8 thoughts on “15.12: Writing the Other—Being an Ally”

  1. “What can we do to further proliferate the bioleninist agenda of the current elite.” If you can only prop yourself up with a coalition of naturally low status people, to the extent that your lifestyle would make you literally die decades earlier than normal people without modern anti-viral drugs, why should we be an “ally.” How about we actually stand for virtue and kick marginalized revolutionary groups to the wayside. That’s not to say we completely shut out and hate people with inborn problems, there is a place for everyone, but glorifying aberration is no way to run a society.

  2. This episode is called Writing the Other so I wish it focused on tips for creating positive *representations* of people from minority and marginalized groups. The real-life situations discussed in the episode are interesting but not what I immediately need as a writer, and not *writing* the other. For most writers there’s less chance to become a part of a community with minorities (regardless of type of minority) than to try to represent them in writing. So how to behave face-to-face is less important than how to positively represent, which was the topic promised by the episode title. I’d like to see another episode with this team focused on *positive representation in writing*, even microaggressions in writing and how to avoid them (the logic behind it, not a list of words to avoid). For instance, I want to write an alternate earth where discrimination is not based on color, gender etc (taken at face value, an utopia) but strictly on financial power (actually still dystopia, just another kind). What are the crucial tips on how to write it such that people discriminated in our world because of their characteristics don’t feel marginalized simply because it’s a different world with different problems? Especially since almost my entire the main cast is POC, non-cis, w/ some disability etc. The episode briefly touches upon writing different worlds with different problems as being a good thing but provides no advice and, if you look at Goodreads reviews on books with different world settings and hence different problems, a frequent comment is that the representation of discrimination is not the same as in our world, hence unrealistic, and therefore the writer only uses such people in their cast as a gimmick since in the book they’re not discriminated (this comment, of course, would presumably depend on specific treatment in each book, but it’s still necessary to know what to do so as not to get there in the first place). One comment that stuck with me was “why write them as x when they all read like white people?” But in another world cultures/mentalities will be different, and even in our world you’d expect variation between how the same person would behave were they raised in a different region of the world. So what happens to these cases and how do you navigate around them? Can the guests recommend books that are examples of success, and can they explain what those books did right?
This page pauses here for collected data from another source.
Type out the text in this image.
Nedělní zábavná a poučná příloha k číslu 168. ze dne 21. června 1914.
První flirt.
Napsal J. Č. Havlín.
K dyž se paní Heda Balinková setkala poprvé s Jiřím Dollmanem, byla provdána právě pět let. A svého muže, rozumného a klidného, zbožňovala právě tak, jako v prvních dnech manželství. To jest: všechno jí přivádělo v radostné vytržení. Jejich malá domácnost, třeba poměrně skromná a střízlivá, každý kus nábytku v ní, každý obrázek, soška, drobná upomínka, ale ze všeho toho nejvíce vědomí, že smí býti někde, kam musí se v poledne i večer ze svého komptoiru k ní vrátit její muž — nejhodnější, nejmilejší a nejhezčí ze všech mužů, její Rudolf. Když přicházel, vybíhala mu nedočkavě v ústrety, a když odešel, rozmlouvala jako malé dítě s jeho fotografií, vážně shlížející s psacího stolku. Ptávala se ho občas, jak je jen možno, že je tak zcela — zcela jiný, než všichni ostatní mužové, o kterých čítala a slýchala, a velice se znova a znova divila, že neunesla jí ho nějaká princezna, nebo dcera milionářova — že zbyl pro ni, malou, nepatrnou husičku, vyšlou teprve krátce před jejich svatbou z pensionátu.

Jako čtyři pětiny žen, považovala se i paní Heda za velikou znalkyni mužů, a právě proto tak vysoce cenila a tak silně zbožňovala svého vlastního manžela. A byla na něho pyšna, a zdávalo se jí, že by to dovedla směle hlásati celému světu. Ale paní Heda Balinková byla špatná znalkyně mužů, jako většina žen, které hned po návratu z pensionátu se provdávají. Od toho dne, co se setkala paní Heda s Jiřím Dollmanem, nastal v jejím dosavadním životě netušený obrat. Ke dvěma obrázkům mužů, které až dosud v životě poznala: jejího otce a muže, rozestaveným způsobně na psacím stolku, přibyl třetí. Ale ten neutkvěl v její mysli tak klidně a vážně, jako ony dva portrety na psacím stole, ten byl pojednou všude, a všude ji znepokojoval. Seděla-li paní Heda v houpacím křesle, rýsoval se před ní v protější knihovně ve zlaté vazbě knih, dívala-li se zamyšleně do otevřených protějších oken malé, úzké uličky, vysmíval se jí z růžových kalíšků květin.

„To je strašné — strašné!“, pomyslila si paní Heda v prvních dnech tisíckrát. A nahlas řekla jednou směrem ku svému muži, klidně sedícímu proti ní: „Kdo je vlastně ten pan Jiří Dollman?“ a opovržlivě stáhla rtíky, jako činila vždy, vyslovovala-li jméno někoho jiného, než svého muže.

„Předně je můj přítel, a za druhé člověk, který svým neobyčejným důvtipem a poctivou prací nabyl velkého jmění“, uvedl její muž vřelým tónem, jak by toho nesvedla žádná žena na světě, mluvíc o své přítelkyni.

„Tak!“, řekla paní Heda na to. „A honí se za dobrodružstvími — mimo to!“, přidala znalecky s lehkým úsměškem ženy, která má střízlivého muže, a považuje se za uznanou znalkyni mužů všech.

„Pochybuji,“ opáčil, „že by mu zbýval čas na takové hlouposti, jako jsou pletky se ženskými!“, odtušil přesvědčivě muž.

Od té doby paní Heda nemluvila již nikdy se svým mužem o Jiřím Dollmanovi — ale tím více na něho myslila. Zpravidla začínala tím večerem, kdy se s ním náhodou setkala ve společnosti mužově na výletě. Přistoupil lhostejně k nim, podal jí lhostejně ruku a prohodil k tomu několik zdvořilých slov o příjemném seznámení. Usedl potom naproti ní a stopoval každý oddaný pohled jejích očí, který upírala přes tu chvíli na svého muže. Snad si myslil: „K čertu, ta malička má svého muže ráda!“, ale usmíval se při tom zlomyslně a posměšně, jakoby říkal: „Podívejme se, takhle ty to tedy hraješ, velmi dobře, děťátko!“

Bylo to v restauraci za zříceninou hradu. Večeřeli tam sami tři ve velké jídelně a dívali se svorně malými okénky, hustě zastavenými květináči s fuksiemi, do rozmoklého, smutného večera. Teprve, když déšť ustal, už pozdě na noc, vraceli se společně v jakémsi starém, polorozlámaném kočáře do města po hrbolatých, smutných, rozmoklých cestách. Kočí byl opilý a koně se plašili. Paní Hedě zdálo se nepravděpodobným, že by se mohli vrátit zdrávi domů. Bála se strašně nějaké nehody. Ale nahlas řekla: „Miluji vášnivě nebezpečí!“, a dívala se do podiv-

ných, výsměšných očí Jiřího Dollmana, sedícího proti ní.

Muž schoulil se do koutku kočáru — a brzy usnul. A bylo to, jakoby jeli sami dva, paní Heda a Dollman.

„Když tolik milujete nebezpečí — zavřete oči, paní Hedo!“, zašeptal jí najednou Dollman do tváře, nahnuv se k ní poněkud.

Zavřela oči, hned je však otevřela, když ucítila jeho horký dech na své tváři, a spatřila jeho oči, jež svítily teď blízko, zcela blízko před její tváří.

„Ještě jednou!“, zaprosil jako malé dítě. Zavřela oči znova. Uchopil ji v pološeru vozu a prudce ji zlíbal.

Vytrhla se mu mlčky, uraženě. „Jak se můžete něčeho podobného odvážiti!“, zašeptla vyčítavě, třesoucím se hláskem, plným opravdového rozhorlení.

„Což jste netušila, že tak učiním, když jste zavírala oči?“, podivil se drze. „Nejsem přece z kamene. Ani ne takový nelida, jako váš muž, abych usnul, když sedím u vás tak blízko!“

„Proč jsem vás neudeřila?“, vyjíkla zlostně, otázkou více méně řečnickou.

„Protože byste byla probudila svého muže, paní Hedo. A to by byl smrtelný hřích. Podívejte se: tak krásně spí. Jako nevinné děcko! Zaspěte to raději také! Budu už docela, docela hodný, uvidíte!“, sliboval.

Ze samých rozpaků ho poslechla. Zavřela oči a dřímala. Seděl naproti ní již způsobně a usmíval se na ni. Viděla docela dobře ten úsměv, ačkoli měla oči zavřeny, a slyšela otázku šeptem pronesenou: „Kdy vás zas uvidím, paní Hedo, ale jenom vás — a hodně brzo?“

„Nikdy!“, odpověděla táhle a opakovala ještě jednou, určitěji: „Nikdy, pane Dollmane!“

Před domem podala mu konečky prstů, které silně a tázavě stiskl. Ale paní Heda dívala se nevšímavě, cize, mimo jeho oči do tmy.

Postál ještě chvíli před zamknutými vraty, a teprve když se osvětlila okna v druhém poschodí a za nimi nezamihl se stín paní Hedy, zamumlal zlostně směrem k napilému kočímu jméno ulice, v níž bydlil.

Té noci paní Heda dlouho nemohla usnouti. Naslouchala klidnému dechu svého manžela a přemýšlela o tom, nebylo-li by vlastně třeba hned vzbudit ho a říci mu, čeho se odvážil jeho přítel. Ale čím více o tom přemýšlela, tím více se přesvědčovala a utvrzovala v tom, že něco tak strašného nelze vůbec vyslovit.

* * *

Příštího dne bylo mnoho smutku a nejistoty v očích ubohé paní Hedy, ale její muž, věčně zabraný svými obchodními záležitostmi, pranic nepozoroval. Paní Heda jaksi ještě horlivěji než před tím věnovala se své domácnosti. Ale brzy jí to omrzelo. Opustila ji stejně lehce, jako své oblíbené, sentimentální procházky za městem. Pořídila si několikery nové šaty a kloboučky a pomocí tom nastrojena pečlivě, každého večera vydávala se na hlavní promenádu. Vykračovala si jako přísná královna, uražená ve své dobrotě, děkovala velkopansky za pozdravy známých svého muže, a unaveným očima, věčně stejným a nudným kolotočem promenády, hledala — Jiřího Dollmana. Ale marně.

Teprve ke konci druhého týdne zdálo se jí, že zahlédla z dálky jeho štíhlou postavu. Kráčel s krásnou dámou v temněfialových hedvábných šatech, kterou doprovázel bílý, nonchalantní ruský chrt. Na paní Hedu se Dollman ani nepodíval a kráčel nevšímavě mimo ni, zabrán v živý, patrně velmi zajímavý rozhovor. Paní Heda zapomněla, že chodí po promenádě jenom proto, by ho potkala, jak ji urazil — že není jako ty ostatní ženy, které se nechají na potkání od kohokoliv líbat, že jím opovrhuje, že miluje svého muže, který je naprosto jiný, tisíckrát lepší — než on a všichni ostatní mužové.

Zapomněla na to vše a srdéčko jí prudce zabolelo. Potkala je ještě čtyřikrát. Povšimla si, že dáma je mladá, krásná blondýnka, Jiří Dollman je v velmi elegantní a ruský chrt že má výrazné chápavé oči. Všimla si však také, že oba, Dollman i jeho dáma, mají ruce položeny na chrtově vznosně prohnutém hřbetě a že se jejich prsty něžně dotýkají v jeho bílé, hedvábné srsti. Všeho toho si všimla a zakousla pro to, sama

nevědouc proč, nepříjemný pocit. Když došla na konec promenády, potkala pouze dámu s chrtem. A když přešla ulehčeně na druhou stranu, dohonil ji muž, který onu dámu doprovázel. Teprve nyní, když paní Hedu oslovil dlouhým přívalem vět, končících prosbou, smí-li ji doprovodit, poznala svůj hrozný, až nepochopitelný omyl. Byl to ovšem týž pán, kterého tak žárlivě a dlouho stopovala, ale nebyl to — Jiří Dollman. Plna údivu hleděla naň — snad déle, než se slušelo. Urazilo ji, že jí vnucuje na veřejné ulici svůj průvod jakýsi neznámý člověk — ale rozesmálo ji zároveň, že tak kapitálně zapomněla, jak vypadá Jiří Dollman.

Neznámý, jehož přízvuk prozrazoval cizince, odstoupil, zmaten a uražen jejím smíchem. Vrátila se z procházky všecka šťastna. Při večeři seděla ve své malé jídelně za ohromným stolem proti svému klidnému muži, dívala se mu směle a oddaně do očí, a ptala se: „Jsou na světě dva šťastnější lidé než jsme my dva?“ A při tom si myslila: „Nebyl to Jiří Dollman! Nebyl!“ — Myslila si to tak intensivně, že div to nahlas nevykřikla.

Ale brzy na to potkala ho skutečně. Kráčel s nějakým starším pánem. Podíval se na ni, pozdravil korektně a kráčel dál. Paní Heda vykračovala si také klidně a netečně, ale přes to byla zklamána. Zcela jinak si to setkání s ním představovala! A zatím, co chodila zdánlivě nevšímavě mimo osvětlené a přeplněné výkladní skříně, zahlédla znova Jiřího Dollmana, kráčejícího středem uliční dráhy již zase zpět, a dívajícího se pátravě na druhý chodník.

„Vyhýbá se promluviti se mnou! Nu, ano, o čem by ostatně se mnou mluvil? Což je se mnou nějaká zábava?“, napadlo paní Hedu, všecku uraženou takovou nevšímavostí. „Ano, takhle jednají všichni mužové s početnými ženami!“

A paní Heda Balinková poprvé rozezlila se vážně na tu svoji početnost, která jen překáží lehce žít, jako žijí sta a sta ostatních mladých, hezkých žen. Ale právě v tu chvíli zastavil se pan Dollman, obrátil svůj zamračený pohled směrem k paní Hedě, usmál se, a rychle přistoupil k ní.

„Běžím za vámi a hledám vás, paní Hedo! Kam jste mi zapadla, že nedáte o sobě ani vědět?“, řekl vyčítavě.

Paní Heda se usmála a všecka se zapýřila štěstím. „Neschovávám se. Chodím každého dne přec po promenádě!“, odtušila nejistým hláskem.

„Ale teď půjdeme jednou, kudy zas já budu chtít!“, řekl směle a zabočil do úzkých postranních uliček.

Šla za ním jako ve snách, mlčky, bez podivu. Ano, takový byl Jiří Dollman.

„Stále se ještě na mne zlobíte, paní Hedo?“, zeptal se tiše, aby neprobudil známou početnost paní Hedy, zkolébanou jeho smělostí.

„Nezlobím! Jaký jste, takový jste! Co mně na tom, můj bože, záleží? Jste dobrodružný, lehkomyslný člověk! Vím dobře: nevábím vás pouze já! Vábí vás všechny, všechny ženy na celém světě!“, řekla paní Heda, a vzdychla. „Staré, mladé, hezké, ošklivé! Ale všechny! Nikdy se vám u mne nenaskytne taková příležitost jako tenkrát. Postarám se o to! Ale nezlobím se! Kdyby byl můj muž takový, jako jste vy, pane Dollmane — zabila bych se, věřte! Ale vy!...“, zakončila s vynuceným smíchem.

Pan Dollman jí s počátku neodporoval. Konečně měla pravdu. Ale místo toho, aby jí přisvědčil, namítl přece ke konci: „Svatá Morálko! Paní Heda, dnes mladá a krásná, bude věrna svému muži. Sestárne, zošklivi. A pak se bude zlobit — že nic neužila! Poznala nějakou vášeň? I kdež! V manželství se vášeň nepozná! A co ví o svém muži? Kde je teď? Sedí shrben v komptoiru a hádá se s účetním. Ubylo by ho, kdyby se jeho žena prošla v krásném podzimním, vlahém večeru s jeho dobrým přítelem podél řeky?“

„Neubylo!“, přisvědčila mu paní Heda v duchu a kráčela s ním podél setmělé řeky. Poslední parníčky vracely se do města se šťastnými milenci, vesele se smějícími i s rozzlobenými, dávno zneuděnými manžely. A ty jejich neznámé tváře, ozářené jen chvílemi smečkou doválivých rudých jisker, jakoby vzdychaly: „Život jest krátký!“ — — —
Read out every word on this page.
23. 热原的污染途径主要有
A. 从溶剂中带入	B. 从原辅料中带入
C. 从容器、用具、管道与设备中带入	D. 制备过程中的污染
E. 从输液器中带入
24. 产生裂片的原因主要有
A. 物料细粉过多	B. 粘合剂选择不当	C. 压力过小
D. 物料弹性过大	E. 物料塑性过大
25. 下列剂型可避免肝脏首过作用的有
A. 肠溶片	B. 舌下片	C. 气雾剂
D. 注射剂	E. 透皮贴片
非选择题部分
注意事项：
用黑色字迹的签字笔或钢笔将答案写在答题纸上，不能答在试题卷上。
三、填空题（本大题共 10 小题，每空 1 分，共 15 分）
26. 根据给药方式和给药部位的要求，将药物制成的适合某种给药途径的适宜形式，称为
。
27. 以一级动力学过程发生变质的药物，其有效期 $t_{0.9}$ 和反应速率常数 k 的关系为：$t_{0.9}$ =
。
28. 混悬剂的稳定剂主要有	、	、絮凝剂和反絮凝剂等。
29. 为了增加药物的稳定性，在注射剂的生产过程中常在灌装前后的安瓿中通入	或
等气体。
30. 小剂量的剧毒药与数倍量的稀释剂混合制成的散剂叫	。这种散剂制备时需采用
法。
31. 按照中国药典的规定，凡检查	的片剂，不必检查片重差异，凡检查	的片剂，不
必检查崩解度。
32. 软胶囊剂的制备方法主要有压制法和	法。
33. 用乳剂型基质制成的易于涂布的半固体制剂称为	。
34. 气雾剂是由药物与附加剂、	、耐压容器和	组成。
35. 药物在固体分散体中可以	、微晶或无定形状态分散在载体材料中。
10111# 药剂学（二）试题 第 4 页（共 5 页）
  3. This week, Writing Excuses was taken over by Piper, Tempest, Dongwon, and special guest Erin Roberts, to talk about good allies in writing the other! What’s a good ally? (Watch out for Leeroy Jenkins!) When do allies miss the mark? Lots of examples and ideas to help you be a good ally. So go read the transcript, available now in the archives.

  4. Thank you for this episode! I’m always looking for new ways to be a good ally, especially within the writing community.